The artist renders the folds of her tunic with a gradation of tonalities from white to red, alternating the use of subtle glazes for the shadowed areas and dense impastos for the more brightly lit ones in order to generate a strong sense of volume. Some details particularly reveal the high pictorial quality of the Virgin of the Star, relating it to Cano’s finest works. The X-ray of the Virgin of the Star shows that its initial compositional plan coincides with the visible image, with no drastic changes, although some modifications have been made on the surface. The Virgin’s head has been made smaller and her right ear has been partially hidden behind her hair. And the Christ Child’s left arm has been filled out. The modeling of the clothes, defined by the play of contrasting lights and deep shadows, coincides with what appears to the naked eye. Therefore, the X-ray allows us to affirm that the painting is the result of studious, predetermined work that was not substantially modified during the making of the piece.

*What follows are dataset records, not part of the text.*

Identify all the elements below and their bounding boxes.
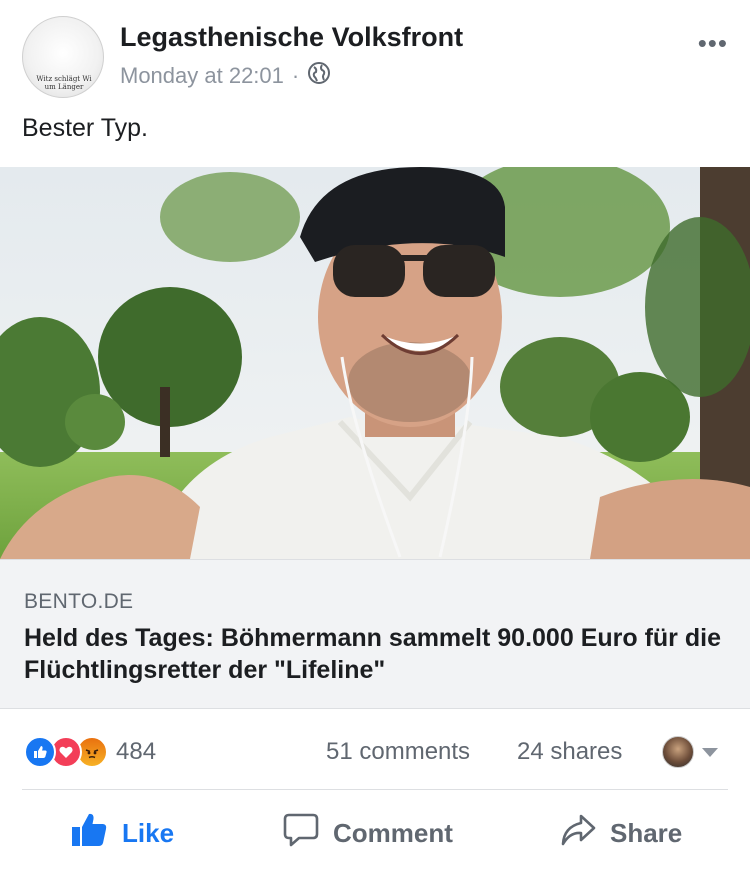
post-text: Bester Typ.	[22, 114, 148, 142]
share-label: Share	[610, 818, 683, 848]
page-name-link[interactable]: Legasthenische Volksfront	[120, 22, 463, 53]
shares-count-link[interactable]: 24 shares	[517, 738, 622, 766]
link-title: Held des Tages: Böhmermann sammelt 90.00…	[24, 624, 721, 684]
meta-separator: ·	[291, 63, 300, 88]
link-preview-image[interactable]	[0, 167, 750, 559]
more-options-icon[interactable]: •••	[698, 28, 728, 59]
link-domain: BENTO.DE	[24, 590, 134, 613]
reaction-count: 484	[116, 738, 157, 765]
post-stats: 484 51 comments 24 shares	[0, 710, 750, 790]
comments-count-link[interactable]: 51 comments	[326, 738, 470, 766]
reactions-summary[interactable]: 484	[24, 736, 156, 768]
link-preview-box[interactable]: BENTO.DE Held des Tages: Böhmermann samm…	[0, 559, 750, 709]
share-arrow-icon	[560, 812, 610, 855]
globe-icon	[307, 61, 331, 91]
like-button[interactable]: Like	[70, 812, 174, 855]
post-actions-bar: Like Comment Share	[0, 790, 750, 870]
like-reaction-icon	[24, 736, 56, 768]
share-button[interactable]: Share	[560, 812, 682, 855]
avatar-logo-text: um Länger	[44, 83, 84, 91]
like-label: Like	[122, 818, 175, 848]
post-header: Witz schlägt Wi um Länger Legasthenische…	[0, 0, 750, 110]
comment-button[interactable]: Comment	[283, 812, 453, 855]
page-avatar[interactable]: Witz schlägt Wi um Länger	[22, 16, 104, 98]
post-timestamp[interactable]: Monday at 22:01	[120, 63, 284, 89]
comment-bubble-icon	[283, 812, 333, 855]
video-thumbnail	[0, 167, 750, 559]
viewer-avatar[interactable]	[662, 736, 694, 768]
thumbs-up-icon	[70, 812, 122, 855]
chevron-down-icon[interactable]	[702, 748, 718, 757]
comment-label: Comment	[333, 818, 453, 848]
avatar-logo-text: Witz schlägt Wi	[36, 75, 92, 83]
post-meta: Monday at 22:01 ·	[120, 61, 331, 91]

Based on the information obtained throughvisual analysis of the works, x-rays and reflectography, we can conclude that the creative process of the paintings from Granada and Madrid coincide in a series of ways that indicate they were made by the same artist. Given the period attribution to the prebendary of Granada, the clear stylistic similarities and the technique employed coincide with that of other undisputed works by his hand that have been studied. This work thus confirms that both paintings are by Alonso Cano. Moreover, the underlying compositional changes in the highest-quality version—the Virgin with the Christ Child (P672)—indicate that the Virgin of the Star may have been painted first and then used as a model. It is also possible that both came from the same model—a drawing, cartoon or painting—which has not survived. We also notice certain elements whose conception changed from the beginning of the painting, such as the Virgin’s hair, the lighting, the crowns on the heads, the position of certain fingers, the placement of the Child’s swaddling cloth, the wicker basket in the Madrid version, and the different overall conception of the two landscapes. All of this definitely points to a single shared model whose small modifications generate two clearly differentiable paintings, each with its own character. While Cano maintains his customary approach in making these two canvases, there is one technical aspect that distinguishes them, and it only appears in his Madrid work: light-colored underpainting. While the canvas that is among the large group of works at Granada Cathedral is underpainted fundamentally with earth tones and colored priming; the two Virgins at the Museo del Prado are distinguished by the presence of white lead. This allows us to locate their creation in one of the artist’s stays in Madrid, and, in light of the stylistic aspects observed by historians, we could hypothesize that it was his second period there (1645-52), which Wethey has quite correctly defined as the most productive period of Cano’s life (Text from Rodríguez Simón, L.; León, M. A.; García-Máiquez, J.: "Dos versiones de La Virgen con el Niño de Alonso Cano del Museo del Prado. Comparación y estudio técnico", Boletín del Museo del Prado, XXXI, 49, 2013, pp. 54-63).